What had happened was this:

  • During a scheduled scale-down of one of our autoscale groups, another was scaling up based on a cloudwatch metric.

  • As an instance scaled down, it remained in the Tower inventory of group A. The public IP was released from the instance.

  • As the second ASG was scaling up, an instance was given the IP of one of the instances from the other ASG that just scaled down.

  • Our python provisioner added this new instance to group B

  • When the Jenkins cleanup job ran against our Tower inventory a few minutes later, it did not remove it from group A because it was in the running state.

  • The Tower job kicked off by our provisioner script ran a job against the new instance as a member of group B

  • Later on, a code change triggered a deploy against group A. Despite the fact that the instance was no longer a member of group A's ASG, Tower didn't know this and it tried to run the deploy against the instance because it was a member of Group A in tower. The deploy failed because the AMI upon which it was based didn't have the needed configuration.

Obviously this exposed a big problem in our automation - code was being deployed to a server not equipped to run it.

Our solution:

A bit quick and dirty, but effective. We added a shell script to /etc/rc6.d called K99_unprovisiontower.
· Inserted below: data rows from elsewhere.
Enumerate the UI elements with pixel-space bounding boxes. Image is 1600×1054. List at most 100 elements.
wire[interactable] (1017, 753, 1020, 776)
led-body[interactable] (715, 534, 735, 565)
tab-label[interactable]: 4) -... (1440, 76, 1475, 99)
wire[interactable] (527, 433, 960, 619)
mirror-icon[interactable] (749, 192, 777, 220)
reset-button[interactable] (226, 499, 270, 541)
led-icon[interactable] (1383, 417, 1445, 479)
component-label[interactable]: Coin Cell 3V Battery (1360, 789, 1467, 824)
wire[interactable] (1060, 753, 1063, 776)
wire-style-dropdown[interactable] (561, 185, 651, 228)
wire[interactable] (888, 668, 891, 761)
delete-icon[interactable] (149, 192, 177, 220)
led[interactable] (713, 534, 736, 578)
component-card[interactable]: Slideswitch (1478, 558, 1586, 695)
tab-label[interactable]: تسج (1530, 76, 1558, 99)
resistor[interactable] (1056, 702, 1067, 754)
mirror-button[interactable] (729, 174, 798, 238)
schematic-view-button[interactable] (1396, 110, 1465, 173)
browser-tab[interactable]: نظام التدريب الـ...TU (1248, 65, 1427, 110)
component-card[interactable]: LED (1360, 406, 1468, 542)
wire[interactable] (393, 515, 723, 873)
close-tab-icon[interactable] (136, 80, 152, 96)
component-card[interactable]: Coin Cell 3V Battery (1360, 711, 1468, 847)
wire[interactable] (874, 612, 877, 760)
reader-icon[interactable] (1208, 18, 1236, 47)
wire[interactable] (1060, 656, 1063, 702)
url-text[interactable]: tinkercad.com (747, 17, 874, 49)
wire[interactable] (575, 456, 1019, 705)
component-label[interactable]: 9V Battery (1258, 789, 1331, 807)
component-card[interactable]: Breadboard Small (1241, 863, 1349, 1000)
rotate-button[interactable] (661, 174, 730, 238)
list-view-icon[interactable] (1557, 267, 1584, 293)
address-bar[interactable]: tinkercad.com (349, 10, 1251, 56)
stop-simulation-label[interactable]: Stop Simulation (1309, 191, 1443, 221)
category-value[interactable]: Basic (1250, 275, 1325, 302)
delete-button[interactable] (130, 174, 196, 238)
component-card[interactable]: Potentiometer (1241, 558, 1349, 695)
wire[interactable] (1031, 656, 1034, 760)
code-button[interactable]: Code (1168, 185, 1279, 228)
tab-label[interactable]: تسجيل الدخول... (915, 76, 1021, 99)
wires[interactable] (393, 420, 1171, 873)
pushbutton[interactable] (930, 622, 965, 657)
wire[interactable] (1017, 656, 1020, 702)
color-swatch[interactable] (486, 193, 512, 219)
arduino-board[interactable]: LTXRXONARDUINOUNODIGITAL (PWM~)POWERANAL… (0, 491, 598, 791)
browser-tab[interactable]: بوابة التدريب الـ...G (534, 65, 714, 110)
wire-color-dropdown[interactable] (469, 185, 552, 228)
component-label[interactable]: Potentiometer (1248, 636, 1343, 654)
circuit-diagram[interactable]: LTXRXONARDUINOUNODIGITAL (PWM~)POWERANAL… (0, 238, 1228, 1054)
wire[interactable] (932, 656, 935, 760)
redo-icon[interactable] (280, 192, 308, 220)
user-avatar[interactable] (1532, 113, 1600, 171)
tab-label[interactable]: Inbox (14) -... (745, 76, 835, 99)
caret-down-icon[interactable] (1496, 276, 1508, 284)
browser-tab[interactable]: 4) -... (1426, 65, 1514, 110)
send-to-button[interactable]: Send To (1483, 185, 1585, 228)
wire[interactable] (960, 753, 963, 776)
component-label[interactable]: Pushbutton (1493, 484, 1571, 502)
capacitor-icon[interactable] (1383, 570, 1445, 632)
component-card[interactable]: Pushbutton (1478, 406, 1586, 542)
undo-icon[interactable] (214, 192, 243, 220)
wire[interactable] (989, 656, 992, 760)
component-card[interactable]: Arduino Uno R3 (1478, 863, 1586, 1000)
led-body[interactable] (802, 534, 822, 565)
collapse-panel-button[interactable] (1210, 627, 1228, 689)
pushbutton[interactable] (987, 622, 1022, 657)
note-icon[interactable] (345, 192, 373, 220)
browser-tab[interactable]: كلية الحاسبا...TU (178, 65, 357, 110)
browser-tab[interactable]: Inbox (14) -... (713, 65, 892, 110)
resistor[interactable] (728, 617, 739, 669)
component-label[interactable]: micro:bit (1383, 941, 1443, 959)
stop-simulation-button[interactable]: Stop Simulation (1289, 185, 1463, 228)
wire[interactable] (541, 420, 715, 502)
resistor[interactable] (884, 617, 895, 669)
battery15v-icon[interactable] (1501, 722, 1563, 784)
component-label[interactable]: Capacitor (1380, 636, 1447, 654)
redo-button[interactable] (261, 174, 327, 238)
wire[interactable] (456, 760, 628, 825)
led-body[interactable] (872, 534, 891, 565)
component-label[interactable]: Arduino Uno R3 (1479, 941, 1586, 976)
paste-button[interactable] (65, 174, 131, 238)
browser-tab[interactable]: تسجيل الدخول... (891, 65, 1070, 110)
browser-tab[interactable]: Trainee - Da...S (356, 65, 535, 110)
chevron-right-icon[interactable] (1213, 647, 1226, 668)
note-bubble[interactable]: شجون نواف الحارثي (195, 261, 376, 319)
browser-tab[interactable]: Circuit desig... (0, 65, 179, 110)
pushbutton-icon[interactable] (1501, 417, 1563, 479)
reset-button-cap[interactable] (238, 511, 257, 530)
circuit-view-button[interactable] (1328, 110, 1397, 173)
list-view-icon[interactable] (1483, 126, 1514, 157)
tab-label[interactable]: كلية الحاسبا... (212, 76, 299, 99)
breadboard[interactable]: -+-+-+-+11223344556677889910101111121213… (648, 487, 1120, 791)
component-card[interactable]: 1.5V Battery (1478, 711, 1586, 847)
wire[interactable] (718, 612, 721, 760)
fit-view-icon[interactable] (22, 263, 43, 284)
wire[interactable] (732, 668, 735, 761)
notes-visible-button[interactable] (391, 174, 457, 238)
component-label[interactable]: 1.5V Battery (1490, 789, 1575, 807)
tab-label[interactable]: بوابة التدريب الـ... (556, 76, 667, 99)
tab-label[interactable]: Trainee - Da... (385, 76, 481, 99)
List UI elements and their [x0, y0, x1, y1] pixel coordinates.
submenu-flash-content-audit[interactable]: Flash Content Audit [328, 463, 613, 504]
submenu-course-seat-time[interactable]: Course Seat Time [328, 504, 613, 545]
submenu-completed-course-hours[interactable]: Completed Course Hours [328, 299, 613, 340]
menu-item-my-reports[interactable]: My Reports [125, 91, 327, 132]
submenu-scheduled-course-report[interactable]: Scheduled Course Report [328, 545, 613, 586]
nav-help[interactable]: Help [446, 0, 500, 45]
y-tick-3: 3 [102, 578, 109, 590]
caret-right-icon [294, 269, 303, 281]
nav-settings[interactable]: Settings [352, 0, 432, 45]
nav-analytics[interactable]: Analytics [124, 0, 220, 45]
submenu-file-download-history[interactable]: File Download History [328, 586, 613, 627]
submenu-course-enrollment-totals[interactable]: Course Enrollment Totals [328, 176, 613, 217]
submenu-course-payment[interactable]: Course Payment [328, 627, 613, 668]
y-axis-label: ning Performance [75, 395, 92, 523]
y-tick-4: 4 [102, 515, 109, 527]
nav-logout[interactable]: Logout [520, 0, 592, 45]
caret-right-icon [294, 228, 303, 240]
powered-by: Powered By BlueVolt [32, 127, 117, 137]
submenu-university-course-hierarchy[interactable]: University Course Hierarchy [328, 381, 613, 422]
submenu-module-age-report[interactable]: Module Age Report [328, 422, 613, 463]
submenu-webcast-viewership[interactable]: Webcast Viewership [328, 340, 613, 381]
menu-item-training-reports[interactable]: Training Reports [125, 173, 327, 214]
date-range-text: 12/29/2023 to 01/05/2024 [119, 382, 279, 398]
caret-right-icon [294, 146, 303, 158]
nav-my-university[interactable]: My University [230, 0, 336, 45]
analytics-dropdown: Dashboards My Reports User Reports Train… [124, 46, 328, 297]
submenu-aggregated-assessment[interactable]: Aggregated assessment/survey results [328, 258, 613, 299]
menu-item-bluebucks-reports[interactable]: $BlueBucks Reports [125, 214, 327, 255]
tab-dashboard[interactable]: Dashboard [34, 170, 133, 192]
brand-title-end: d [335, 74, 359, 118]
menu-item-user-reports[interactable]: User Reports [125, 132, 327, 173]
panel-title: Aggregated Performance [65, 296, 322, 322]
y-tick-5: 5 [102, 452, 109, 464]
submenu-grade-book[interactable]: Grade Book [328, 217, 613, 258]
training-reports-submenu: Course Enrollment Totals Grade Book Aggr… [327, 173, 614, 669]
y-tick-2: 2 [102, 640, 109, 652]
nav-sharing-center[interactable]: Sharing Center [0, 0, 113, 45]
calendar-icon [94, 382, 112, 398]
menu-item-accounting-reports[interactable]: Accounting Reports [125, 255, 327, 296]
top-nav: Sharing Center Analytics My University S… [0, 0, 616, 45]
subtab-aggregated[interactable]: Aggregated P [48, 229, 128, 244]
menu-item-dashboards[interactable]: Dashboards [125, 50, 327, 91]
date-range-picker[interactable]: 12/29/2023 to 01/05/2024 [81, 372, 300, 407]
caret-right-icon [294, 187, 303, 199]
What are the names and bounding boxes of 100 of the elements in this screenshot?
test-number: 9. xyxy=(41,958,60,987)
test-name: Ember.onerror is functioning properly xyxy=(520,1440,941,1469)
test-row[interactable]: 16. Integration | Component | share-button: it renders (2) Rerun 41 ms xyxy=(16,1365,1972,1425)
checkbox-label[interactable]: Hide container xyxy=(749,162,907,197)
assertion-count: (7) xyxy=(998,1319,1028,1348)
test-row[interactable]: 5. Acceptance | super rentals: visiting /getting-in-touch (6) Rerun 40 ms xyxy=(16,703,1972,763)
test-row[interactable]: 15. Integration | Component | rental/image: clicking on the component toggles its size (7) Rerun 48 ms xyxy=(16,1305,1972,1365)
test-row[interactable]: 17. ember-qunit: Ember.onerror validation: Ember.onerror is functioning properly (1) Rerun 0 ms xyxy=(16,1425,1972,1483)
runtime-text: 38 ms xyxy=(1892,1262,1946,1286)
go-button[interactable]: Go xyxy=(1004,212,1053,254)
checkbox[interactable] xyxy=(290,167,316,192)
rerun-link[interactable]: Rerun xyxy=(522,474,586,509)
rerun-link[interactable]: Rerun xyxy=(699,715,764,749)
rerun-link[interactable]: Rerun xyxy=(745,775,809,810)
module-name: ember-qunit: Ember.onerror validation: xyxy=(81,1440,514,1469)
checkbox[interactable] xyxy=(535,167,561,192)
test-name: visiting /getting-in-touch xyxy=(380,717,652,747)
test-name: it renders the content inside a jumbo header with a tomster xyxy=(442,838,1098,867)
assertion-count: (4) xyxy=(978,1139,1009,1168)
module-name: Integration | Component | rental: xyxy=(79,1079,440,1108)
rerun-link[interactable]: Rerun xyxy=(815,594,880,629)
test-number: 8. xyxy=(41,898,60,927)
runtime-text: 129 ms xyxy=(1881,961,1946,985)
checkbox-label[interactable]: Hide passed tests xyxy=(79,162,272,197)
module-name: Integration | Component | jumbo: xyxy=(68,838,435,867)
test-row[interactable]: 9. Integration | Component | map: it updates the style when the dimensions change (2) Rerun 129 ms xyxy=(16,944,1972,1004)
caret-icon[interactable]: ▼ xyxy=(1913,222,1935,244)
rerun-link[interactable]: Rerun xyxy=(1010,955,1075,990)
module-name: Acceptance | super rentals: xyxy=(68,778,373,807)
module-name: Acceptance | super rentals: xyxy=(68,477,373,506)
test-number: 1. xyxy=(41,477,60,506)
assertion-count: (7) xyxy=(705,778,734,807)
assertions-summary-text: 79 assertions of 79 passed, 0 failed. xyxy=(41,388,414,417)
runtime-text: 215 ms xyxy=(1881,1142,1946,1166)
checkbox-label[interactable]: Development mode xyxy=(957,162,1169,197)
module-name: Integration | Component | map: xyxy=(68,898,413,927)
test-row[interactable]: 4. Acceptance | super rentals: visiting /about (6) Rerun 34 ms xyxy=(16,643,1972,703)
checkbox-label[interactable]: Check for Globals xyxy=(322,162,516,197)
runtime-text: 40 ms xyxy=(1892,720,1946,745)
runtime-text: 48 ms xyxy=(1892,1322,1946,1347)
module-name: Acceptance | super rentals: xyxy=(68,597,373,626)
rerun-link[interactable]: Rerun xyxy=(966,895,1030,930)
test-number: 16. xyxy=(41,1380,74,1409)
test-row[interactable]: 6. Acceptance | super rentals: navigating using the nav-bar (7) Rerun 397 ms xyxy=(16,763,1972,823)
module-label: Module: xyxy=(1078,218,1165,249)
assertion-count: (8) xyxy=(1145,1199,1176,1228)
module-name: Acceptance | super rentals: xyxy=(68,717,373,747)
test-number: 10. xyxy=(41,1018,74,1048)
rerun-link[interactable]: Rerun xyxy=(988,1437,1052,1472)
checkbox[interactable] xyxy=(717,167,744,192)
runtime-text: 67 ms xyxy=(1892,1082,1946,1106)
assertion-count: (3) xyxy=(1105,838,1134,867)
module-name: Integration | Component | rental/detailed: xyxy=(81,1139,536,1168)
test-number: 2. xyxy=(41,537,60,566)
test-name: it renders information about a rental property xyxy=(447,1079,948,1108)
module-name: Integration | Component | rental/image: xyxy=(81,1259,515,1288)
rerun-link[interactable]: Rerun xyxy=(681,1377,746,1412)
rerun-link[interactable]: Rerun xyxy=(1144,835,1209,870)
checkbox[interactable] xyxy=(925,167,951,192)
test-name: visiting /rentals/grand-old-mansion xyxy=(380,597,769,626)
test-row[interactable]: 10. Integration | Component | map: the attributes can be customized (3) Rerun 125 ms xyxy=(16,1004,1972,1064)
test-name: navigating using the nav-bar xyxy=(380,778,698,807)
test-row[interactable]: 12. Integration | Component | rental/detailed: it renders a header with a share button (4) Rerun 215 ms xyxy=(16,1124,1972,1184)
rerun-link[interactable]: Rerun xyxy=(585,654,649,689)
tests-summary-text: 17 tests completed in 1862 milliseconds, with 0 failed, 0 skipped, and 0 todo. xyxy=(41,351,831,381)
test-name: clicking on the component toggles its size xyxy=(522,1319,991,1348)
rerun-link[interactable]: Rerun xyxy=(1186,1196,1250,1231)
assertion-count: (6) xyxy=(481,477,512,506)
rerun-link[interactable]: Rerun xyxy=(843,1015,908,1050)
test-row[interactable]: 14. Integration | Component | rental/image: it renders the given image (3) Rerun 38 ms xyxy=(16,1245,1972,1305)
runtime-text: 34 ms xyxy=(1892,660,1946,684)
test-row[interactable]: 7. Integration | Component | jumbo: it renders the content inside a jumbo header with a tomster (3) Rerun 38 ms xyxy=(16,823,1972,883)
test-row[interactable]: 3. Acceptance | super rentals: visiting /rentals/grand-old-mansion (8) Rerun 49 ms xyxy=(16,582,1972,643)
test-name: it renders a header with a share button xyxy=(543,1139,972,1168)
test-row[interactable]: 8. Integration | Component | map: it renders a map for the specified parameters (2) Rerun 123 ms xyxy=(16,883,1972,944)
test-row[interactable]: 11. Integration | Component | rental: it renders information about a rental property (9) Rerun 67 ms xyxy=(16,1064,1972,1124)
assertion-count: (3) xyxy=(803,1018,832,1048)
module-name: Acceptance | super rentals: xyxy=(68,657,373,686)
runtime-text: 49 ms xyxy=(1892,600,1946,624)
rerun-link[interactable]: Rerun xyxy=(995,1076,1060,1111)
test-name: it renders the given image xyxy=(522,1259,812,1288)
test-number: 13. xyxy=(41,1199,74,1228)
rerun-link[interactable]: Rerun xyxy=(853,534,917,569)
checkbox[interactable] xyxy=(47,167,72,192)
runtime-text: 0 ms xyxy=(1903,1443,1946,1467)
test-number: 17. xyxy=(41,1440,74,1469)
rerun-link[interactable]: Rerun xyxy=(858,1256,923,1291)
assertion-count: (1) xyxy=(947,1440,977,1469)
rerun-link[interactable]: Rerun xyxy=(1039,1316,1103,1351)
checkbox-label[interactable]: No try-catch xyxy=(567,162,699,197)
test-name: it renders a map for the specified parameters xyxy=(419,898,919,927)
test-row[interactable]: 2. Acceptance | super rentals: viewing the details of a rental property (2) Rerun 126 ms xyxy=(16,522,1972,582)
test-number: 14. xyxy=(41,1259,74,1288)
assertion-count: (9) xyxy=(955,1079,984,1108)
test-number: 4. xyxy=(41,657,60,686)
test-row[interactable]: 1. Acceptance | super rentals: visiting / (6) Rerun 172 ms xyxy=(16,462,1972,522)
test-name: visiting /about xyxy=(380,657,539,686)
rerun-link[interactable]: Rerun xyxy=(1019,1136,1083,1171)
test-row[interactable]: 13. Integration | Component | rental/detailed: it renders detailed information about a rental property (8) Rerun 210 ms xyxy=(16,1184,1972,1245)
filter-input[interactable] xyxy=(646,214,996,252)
This actually kicks off a python script, because the requests library is so nice to work with. Upon receiving a shutdown, this script:

  • Grabs the instance's public IP address via the internal metadata API present on our Ubuntu AMIs at 169.254.169.254

  • Gets the instance ID and inventory ID of the host matching that public IP from Ansible Tower via its API

  • Via a POST request, disassociates that instance from all Tower inventories (and thereby removes it from all groups)

  • If any of these steps should fail, we create a PagerDuty incident (just a slack alert, not a phone call, mind you) via their API.

This way, we ensure that by the time the IP address is released back into the pool of available IPs that a new instance might draw from, it has already been removed from our Tower database.

Closing Thoughts

This issue had never manifested itself until this past week, meaning we've never had an IP recycled inside a 15 minute window over many years of autoscaling dozens of instances at a time. In a week, it has now happened three times. Why now? Who knows. Without more insight into how Amazon assigns IP addresses to instance and the size of the available pools over time, we'll probably never know for sure if something changed or we just beat the odds. It could be that the pool of available IPs for the instance type we were using (same for both ASGs) has recently been reduced - or maybe, we were just super lucky for a prolonged period. Regardless, it is better to do the needful and just clean up after yourself.